Water Harvesting Basics

If you’re looking for strategies to further reduce your personal water use, you may begin to consider water harvesting. Water harvesting is the capture and storage of rainfall to either irrigate plants or to use for personal or animal-related needs. This is a popular gardening method, but environmentally conscious individuals have begun to utilize it for personal use.

Water harvesting can save individuals money on water bills while reducing dependence on tapwater. Well-designed water harvesting systems may also decrease your irrigation needs. All you need for an at-home water harvesting system is rain and a place to store it. The simplest water harvesting gardening systems are created by contouring and shaping land areas so that water will flor directly into vegetation.

If you plan to use your harvested water for home and personal activities, you will need a catchment—any large surface, such as a roof, patio, or driveway, which can capture and/or carry water to where it can be used or stored. Rain gutters or pipes can direct flow into containers, which you can then store as an alternative watering source during sparse rain periods. If planned strategically, harvested water can be treated at home and stored for drinking, cleaning, or hygienic uses.

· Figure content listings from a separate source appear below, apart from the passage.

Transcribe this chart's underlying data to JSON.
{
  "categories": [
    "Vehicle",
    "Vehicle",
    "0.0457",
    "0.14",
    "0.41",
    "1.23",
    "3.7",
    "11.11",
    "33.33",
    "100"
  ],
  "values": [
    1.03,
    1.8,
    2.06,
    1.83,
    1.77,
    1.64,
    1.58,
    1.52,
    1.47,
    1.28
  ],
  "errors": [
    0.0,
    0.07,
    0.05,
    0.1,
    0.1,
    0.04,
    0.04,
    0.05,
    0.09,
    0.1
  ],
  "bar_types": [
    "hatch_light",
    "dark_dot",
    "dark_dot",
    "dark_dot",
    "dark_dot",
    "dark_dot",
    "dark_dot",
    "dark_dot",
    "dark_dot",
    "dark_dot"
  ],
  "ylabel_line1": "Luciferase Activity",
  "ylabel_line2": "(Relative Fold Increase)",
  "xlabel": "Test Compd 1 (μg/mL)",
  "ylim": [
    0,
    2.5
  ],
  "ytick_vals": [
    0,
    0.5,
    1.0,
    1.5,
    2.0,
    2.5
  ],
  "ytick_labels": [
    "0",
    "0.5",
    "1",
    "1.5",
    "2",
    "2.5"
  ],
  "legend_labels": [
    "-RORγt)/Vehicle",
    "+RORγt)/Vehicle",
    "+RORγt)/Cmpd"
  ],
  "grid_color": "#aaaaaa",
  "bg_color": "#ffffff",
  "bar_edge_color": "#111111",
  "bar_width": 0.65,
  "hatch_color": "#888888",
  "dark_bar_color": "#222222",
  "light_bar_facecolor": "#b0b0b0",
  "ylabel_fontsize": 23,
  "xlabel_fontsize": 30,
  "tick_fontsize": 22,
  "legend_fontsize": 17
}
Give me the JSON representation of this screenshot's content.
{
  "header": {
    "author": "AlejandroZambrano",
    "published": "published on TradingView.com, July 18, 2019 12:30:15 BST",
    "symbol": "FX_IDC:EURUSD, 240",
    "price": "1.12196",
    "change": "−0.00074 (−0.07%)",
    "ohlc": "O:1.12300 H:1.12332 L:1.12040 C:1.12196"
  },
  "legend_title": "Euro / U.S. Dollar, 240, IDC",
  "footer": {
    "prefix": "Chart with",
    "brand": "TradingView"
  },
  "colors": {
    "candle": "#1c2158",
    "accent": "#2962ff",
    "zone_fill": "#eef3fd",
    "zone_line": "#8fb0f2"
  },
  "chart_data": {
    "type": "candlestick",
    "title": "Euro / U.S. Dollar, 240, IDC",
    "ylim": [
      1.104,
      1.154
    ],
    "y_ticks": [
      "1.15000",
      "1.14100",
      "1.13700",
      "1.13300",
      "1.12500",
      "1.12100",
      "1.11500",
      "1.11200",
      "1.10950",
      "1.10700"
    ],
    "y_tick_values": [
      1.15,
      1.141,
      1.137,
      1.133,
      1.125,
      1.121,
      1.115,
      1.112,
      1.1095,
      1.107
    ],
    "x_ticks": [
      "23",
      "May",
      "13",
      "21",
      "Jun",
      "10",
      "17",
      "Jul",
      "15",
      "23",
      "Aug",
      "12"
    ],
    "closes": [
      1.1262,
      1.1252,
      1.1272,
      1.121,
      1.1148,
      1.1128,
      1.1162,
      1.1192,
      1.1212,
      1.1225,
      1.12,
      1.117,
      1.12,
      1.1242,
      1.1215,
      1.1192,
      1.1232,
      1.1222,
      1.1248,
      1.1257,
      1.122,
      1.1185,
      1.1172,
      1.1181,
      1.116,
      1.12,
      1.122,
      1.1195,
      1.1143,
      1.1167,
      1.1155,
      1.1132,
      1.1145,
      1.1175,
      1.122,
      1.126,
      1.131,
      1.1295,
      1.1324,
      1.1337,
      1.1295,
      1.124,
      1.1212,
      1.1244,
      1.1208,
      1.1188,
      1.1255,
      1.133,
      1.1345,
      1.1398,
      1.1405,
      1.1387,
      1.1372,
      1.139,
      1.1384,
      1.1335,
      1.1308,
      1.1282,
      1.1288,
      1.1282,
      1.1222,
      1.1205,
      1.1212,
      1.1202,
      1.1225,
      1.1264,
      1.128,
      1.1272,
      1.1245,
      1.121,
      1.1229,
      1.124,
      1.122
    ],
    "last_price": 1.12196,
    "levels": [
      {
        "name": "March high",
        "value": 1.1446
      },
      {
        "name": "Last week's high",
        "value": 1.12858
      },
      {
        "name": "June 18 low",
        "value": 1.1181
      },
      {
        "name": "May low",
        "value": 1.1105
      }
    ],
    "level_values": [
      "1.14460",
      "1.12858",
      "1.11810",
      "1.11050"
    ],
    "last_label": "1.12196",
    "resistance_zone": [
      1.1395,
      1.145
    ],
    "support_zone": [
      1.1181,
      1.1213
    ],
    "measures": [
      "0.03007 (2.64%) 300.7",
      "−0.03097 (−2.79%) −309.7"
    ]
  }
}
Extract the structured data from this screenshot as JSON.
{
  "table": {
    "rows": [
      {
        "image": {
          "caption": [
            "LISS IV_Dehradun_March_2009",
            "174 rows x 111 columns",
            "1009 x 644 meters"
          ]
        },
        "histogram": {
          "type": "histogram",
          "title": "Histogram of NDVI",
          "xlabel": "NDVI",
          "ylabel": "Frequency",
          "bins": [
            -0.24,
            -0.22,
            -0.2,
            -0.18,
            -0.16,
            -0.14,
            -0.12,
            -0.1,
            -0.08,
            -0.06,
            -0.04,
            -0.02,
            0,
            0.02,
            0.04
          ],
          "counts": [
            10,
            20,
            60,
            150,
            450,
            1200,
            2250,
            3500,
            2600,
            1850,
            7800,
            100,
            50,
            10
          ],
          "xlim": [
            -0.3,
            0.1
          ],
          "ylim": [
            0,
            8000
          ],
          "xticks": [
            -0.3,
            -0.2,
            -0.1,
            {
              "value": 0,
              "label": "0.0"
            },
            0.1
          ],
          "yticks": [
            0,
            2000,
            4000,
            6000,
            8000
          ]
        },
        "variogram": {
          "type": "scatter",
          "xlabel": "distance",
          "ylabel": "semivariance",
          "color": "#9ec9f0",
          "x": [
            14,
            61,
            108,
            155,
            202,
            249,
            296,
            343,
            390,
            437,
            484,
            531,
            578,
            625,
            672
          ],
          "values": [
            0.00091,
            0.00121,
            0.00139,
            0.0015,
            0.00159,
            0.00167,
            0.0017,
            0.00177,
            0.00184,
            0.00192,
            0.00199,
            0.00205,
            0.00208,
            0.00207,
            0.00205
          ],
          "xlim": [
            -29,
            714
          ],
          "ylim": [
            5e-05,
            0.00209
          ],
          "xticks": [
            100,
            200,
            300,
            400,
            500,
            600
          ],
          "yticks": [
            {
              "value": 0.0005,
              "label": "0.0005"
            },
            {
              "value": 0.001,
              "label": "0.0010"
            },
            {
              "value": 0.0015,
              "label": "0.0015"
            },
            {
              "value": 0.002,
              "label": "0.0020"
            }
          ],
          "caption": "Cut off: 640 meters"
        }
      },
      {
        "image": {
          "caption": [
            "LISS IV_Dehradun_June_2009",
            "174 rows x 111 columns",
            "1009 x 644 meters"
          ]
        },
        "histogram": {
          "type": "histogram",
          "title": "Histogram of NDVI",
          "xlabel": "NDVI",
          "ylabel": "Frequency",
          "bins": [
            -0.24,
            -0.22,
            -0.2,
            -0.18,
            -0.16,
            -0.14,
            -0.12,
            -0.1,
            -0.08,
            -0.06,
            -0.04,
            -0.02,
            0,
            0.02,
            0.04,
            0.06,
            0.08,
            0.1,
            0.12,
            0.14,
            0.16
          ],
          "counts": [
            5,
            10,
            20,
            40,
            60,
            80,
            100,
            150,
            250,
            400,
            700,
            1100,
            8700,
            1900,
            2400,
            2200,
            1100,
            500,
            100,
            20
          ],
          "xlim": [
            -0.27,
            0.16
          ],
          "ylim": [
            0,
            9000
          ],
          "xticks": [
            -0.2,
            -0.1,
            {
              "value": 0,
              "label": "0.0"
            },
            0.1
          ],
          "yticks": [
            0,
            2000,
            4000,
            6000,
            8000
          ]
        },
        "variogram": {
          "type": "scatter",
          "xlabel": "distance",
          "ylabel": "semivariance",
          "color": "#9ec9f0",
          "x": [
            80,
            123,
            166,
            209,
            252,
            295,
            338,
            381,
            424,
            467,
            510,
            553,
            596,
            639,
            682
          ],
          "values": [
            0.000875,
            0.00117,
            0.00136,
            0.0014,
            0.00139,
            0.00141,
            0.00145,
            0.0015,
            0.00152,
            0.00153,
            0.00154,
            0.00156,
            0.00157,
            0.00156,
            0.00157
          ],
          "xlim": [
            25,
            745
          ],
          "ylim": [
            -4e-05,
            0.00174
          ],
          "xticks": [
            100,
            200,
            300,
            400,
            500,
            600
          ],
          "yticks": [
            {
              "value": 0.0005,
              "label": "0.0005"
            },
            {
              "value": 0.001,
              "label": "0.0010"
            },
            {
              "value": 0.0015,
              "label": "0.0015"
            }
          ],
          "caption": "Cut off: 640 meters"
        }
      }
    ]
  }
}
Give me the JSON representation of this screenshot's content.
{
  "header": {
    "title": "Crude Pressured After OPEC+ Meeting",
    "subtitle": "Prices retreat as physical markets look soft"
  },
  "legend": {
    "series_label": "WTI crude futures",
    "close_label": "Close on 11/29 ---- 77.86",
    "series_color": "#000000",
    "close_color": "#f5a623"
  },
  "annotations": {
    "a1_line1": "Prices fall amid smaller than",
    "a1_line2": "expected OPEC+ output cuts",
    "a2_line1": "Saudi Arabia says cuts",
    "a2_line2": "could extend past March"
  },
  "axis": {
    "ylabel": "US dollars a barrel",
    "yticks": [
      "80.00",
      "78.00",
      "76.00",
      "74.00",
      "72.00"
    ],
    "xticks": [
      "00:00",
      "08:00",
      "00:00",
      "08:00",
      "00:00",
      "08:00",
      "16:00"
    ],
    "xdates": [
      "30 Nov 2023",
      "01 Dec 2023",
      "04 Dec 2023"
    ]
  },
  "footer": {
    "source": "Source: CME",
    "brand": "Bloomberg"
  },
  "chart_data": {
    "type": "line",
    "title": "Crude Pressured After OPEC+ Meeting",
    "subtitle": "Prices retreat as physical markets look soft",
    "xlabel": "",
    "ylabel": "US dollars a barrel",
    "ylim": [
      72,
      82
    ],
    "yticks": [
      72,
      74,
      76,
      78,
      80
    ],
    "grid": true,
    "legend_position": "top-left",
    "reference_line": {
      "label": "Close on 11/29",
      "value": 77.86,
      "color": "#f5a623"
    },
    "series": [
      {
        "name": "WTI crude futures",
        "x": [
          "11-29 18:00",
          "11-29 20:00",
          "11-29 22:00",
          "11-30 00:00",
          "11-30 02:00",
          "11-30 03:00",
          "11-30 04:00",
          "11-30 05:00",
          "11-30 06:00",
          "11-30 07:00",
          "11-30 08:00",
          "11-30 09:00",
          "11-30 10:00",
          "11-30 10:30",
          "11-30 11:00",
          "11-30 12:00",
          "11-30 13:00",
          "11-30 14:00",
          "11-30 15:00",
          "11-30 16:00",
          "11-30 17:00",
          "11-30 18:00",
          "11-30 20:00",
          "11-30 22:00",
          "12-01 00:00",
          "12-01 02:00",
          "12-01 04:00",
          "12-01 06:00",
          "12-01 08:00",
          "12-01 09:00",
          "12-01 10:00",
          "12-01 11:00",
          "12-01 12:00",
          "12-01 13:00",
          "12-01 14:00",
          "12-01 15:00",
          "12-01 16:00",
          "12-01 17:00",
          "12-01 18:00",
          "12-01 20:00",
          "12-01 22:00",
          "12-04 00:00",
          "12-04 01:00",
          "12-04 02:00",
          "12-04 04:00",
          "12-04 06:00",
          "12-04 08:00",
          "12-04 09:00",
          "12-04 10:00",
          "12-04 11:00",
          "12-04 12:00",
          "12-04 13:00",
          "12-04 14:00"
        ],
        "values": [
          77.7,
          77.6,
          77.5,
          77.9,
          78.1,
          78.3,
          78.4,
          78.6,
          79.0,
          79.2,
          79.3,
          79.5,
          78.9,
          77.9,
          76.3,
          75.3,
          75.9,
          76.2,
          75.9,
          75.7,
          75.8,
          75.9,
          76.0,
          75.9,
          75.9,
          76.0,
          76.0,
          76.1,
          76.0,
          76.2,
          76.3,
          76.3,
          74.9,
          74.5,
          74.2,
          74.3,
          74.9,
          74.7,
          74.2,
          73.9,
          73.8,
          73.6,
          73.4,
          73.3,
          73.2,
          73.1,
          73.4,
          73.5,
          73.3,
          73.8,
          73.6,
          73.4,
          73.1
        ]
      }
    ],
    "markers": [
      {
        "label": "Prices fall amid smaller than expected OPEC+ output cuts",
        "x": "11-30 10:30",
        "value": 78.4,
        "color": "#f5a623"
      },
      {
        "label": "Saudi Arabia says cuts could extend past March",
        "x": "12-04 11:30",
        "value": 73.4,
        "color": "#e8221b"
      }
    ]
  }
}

A site and/or system plan is very helpful for building your harvesting system. This plan should identify all surfaces and catchments that can be used to capture and carry water. However, it is important to remember that a stored water surplus will become impractical is it must be stored for more than several months. Water stored for longer periods of time will stagnate and become a health hazard. IT is best to use water as quickly after collection as possible. If you grow to depend on harvested water, consider installing a personal cistern on your property.